Back in early December I had the opportunity to visit the home and studios of Hans Heysen and his daughter Nora Heysen. The first time I really noticed Nora’s work was back in the Canberra War Memorial about 18 months ago. Nora was the first female war artist from Australia as well as the first female winner of the Archibald Prize. Her father Hans was much more widely known in his time, in fact most people would recognise his painting called ‘Droving Into the Light’ as it has been used widely in Australia on all sorts of products such as cards and even puzzles. Hans was an expert painter of the landscape, especially trees. He loved gum trees and this is obvious in his work but he was also an early conservationist.

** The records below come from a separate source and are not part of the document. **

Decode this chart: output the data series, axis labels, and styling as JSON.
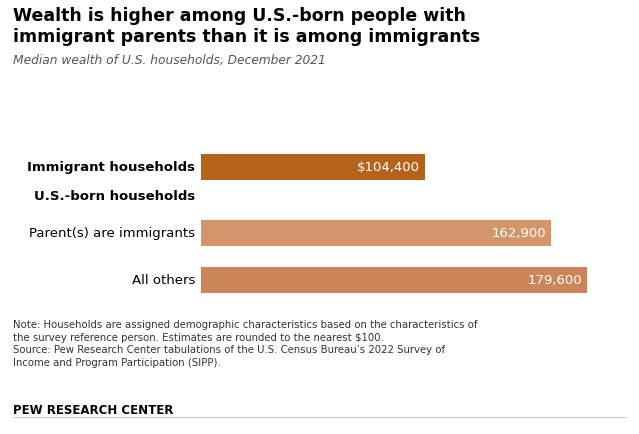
{
  "title_line1": "Wealth is higher among U.S.-born people with",
  "title_line2": "immigrant parents than it is among immigrants",
  "subtitle": "Median wealth of U.S. households, December 2021",
  "bar_categories": [
    "Immigrant households",
    "Parent(s) are immigrants",
    "All others"
  ],
  "values": [
    104400,
    162900,
    179600
  ],
  "bar_colors": [
    "#b5631c",
    "#d4956a",
    "#cc8558"
  ],
  "bar_labels": [
    "$104,400",
    "162,900",
    "179,600"
  ],
  "group_header": "U.S.-born households",
  "note_text": "Note: Households are assigned demographic characteristics based on the characteristics of\nthe survey reference person. Estimates are rounded to the nearest $100.\nSource: Pew Research Center tabulations of the U.S. Census Bureau’s 2022 Survey of\nIncome and Program Participation (SIPP).",
  "footer": "PEW RESEARCH CENTER",
  "background_color": "#ffffff",
  "max_value": 195000
}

I was in Adelaide with my Mum visiting family and friends for a week and my main request for what to do was to go to ‘The Cedars‘ for a visit. The Cedars was the home of Hans and his large family including Nora. He and his wife brought his family up there (in the Adelaide Hills) and Nora was there until she went to study in London and later went to PNG as a war artist. After her time in PNG she visited the Cedars but no longer used the small studio that her father had set up for her as she moved permanently to Hunter’s Hill in Sydney.
I was not allowed to take photos inside Nora or Hans’ studios nor inside the house but I did get a few shots of their beautiful gardens and the outside of the studio. Here’s a few photos:
Hans Heysen’s car, driven by his son off on camping trips when he wanted to paint elsewhere.
This is their tiny little camper trailer. So cute and amazing!
The gardens there are amazing!
If you are in Adelaide its definitely worth the $10 for the tour of the house and studio. I’d highly recommend it!